At its best, this would offer a rather more rounded view of the PLA as an institution.  It is also an analytic theme close to my heart:  While virtually all of my published work directly concerns the PLA, none of what I have written examines the PLA abstracted out from the broader context in which it functions as an institution.  Thematically, I believe it is vitally important for analysts to think about connections – for example, the broadly economic foundations of narrower military choices, as well as the strategic foundations of what appear to be purely domestic industrial policy and investment priorities. 

Budget process is analytically useful, then, because it allows us a sustained look at the PLA’s standardized and regularized operations as part of the daily business of Chinese governance.  

It also offers the analyst a unique set of alternative primary data sources – the insights into the PLA of non-military actors who must engage on a regular basis with it as an institutional partner and/or competitor.  

Within the PLA, qualitative aspects of budgeting have been an area that I have found primary source interlocutors unusually willing to engage on.  Air force headquarters personnel have been willing to talk to me, at least, about how they battle the Navy for funds in the allocation process.  On even more micro-level issues at the implementation stage, logistics personnel have also been willing to talk in some detail. 

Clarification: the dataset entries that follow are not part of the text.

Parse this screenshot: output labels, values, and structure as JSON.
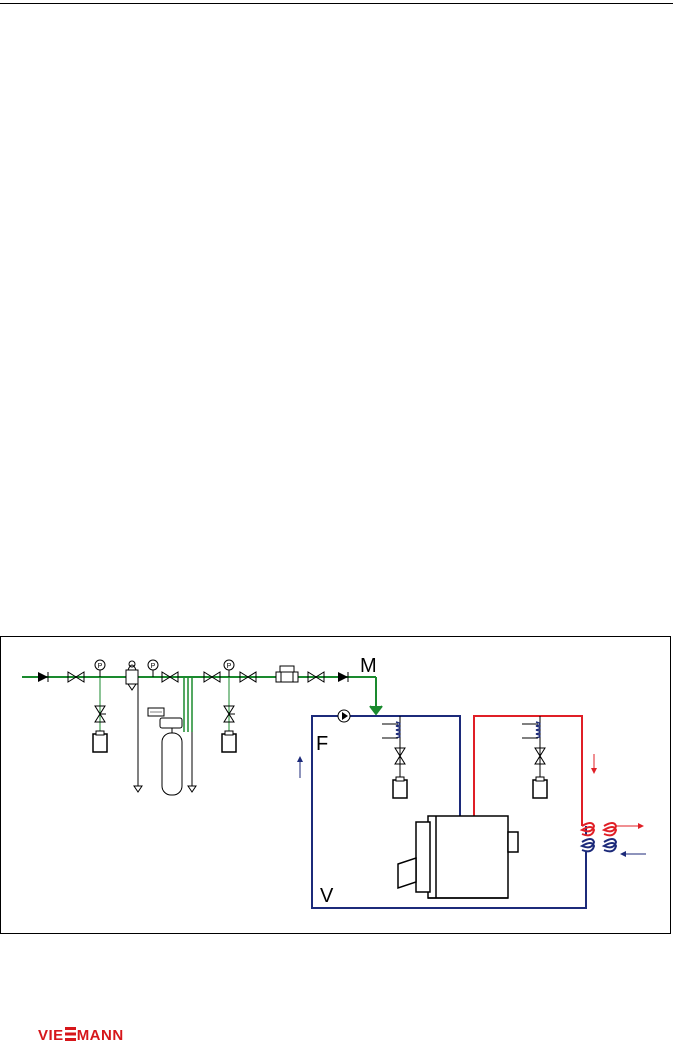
{
  "diagram": {
    "labels": {
      "M": "M",
      "F": "F",
      "V": "V"
    },
    "pressure_gauge_label": "P",
    "colors": {
      "green": "#1a8a2e",
      "blue": "#1c2a7a",
      "red": "#e01f26",
      "black": "#000000"
    }
  },
  "logo": {
    "left": "VIE",
    "right": "MANN",
    "color": "#d6161a"
  }
}
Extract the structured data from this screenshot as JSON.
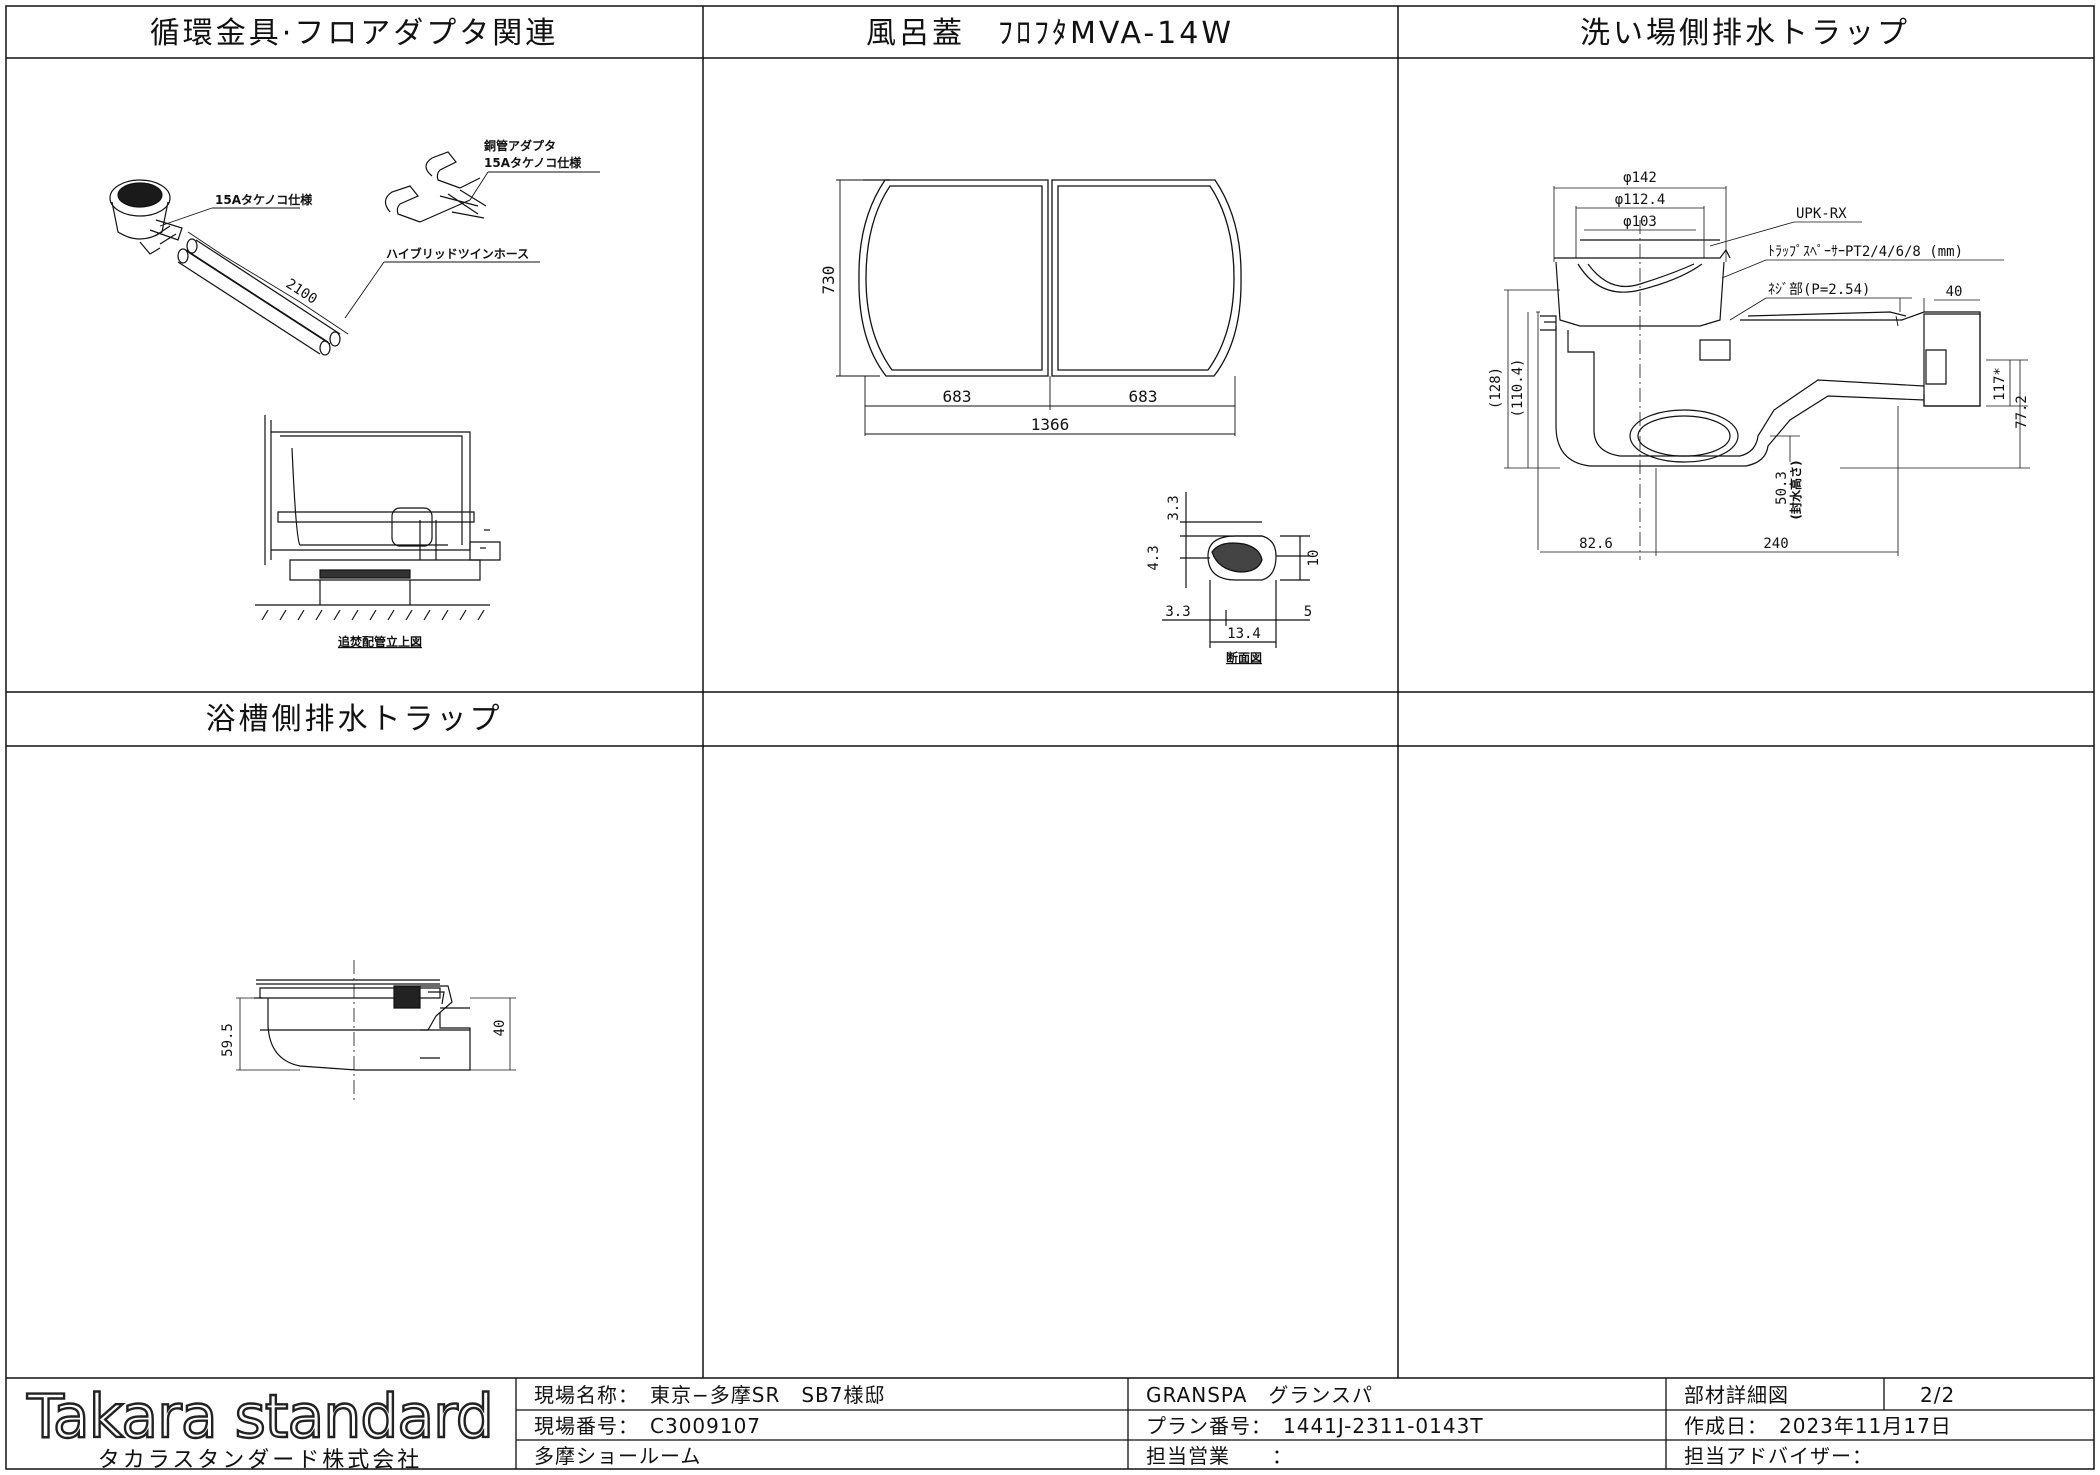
{
  "panels": {
    "top_left": "循環金具·フロアダプタ関連",
    "top_mid": "風呂蓋　ﾌﾛﾌﾀMVA-14W",
    "top_right": "洗い場側排水トラップ",
    "bottom_left": "浴槽側排水トラップ"
  },
  "fittings": {
    "adapter_label": "15Aタケノコ仕様",
    "copper_label_1": "銅管アダプタ",
    "copper_label_2": "15Aタケノコ仕様",
    "hose_label": "ハイブリッドツインホース",
    "hose_length": "2100",
    "caption": "追焚配管立上図"
  },
  "lid": {
    "height": "730",
    "half_left": "683",
    "half_right": "683",
    "total": "1366",
    "section_caption": "断面図",
    "sec_d1": "3.3",
    "sec_d2": "4.3",
    "sec_d3": "10",
    "sec_d4": "3.3",
    "sec_d5": "13.4",
    "sec_d6": "5"
  },
  "trap_wash": {
    "d1": "φ142",
    "d2": "φ112.4",
    "d3": "φ103",
    "label_model": "UPK-RX",
    "label_spacer": "ﾄﾗｯﾌﾟｽﾍﾟｰｻｰPT2/4/6/8 (mm)",
    "label_thread": "ﾈｼﾞ部(P=2.54)",
    "w40": "40",
    "h128": "(128)",
    "h110": "(110.4)",
    "h117": "117*",
    "h77": "77.2",
    "h50": "50.3",
    "h50_note": "(封水高さ)",
    "w82": "82.6",
    "w240": "240"
  },
  "trap_tub": {
    "h1": "59.5",
    "h2": "40"
  },
  "title_block": {
    "company_logo": "Takara standard",
    "company_name": "タカラスタンダード株式会社",
    "site_name": "現場名称：　東京−多摩SR　SB7様邸",
    "site_number": "現場番号：　C3009107",
    "showroom": "多摩ショールーム",
    "product": "GRANSPA　グランスパ",
    "plan_number": "プラン番号：　1441J-2311-0143T",
    "sales": "担当営業　　：",
    "drawing_type": "部材詳細図",
    "page": "2/2",
    "created": "作成日：　2023年11月17日",
    "advisor": "担当アドバイザー："
  }
}
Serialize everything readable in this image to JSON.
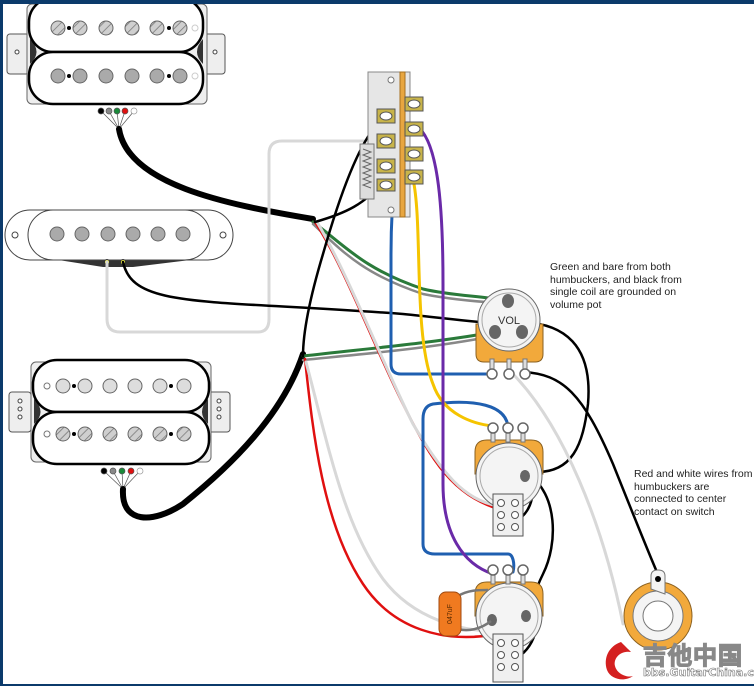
{
  "diagram": {
    "title": "2 humbucker + 1 single coil wiring with 5-way switch, volume, 2 tones",
    "annotations": {
      "ground_note": "Green and bare from both humbuckers, and black from single coil are grounded on volume pot",
      "switch_note": "Red and white wires from humbuckers are connected to center contact on switch"
    },
    "labels": {
      "volume_pot": "VOL",
      "capacitor": "047uF"
    },
    "components": [
      {
        "name": "neck-humbucker",
        "type": "humbucker",
        "lead_colors": [
          "#000000",
          "#888888",
          "#1a8a3a",
          "#e01010",
          "#ffffff"
        ]
      },
      {
        "name": "middle-single-coil",
        "type": "single-coil"
      },
      {
        "name": "bridge-humbucker",
        "type": "humbucker",
        "lead_colors": [
          "#000000",
          "#888888",
          "#1a8a3a",
          "#e01010",
          "#ffffff"
        ]
      },
      {
        "name": "five-way-switch",
        "type": "switch"
      },
      {
        "name": "volume-pot",
        "type": "pot"
      },
      {
        "name": "tone-pot-1",
        "type": "pot-push-pull"
      },
      {
        "name": "tone-pot-2",
        "type": "pot-push-pull"
      },
      {
        "name": "output-jack",
        "type": "jack"
      }
    ],
    "wire_colors": {
      "black": "#000000",
      "red": "#e01010",
      "green": "#2a7a3a",
      "white": "#d8d8d8",
      "blue": "#1f5fb0",
      "yellow": "#f5c400",
      "purple": "#6a2aa8",
      "gray": "#7a7a7a"
    },
    "colors": {
      "pot_body": "#f2a93b",
      "capacitor": "#f07a20",
      "lug": "#c8b44a",
      "frame": "#0b3a6b"
    }
  },
  "watermark": {
    "chinese": "吉他中国",
    "url": "bbs.GuitarChina.com"
  }
}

Finally, budget process sheds light on important questions that poor quantitative data prevent us from capturing.  To be sure, the questions in quantitative budget analysis and qualitative bureaucratic process tracing are most decidedly not the same.  But they are both important.  And the investigation of both takes resource management as the basis to analytically attack the question of the PLA’s evolving roles, strengths, weaknesses, and capacities.